On this issue, Senate Republicans have employed another favorite Trump tool: alternative facts.
They repeatedly claim that their plan to fund education will not result in a tax increase, even though their plan would dramatically raise taxes for thousands of Washingtonians. Data from nonpartisan legislative staff shows that their plan essentially slashes services to vulnerable Washingtonians and creates a $5.6 billion statewide property tax — the biggest in state history — in order to shift funding to education and reduce taxes on corporations.
In addition to insufficient funding, the state GOP has also taken a cue from Trump’s pick to lead our nation’s schools, billionaire Betsy DeVos.
Senate Republicans want to alter the way we give money to schools, replacing a time-tested evidenced-based system with a scheme that resembles block grants. This policy change would provide an easy onramp to a school voucher system and eventually a privatization of public schools in our state.
Meanwhile, we’ve heard from teachers who are upset with GOP changes that would lower professional standards. Republicans would cut stipends for our national board-certified teachers — some of the very best educators in our classrooms. In fact, their plan would allow just about anybody to teach our kids by stripping certification requirements. That’s hardly the world-class education we all want for our kids.
Everett teacher Kailani Tibayan summed up many of the concerns with the proposal when she testified on the bill in Olympia in February. “I was greatly disappointed and offended that teacher certification was of no importance,” she said. “Teachers like myself go above and beyond to make sure we are the best we can be for our students.”

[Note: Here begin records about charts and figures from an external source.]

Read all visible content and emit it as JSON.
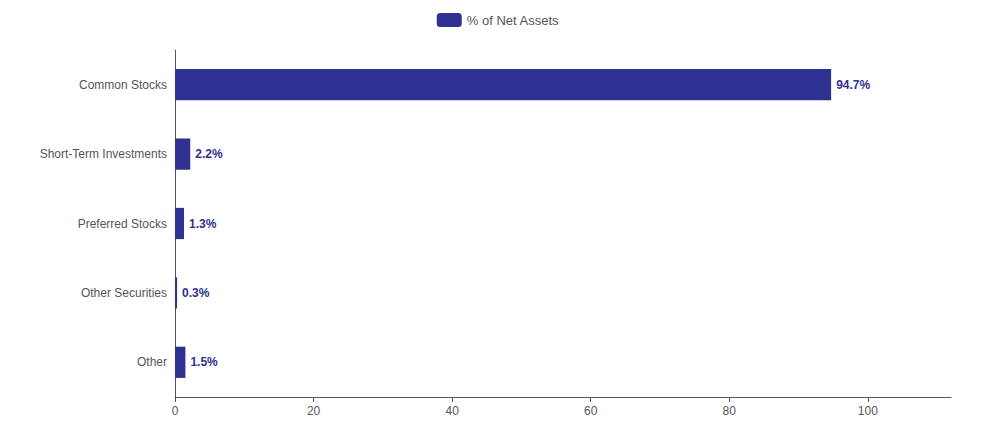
{
  "chart_data": {
    "type": "bar",
    "orientation": "horizontal",
    "categories": [
      "Common Stocks",
      "Short-Term Investments",
      "Preferred Stocks",
      "Other Securities",
      "Other"
    ],
    "series": [
      {
        "name": "% of Net Assets",
        "color": "#2e3192",
        "values": [
          94.7,
          2.2,
          1.3,
          0.3,
          1.5
        ],
        "value_labels": [
          "94.7%",
          "2.2%",
          "1.3%",
          "0.3%",
          "1.5%"
        ]
      }
    ],
    "xlim": [
      0,
      112
    ],
    "xticks": [
      0,
      20,
      40,
      60,
      80,
      100
    ],
    "data_labels": true,
    "legend": "top",
    "grid": false
  }
}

Democrats in Olympia have a plan that empowers exceptional teachers like Kailani, instead of devaluing their important work. The plan also raises the kind of revenue that will increase outcomes for our students — and the tax burden would not fall on middle-class households or those who are barely hanging on.
We are ready to sit down at the table, find compromise and finish our work.
The welfare of school children, vulnerable Washingtonians and middle-class households are at stake and I hope my Republicans colleagues are ready to come together as well for the common good.
State Sen. John McCoy, D-Tulalip represents communities in Tulalip, Marysville and Everett.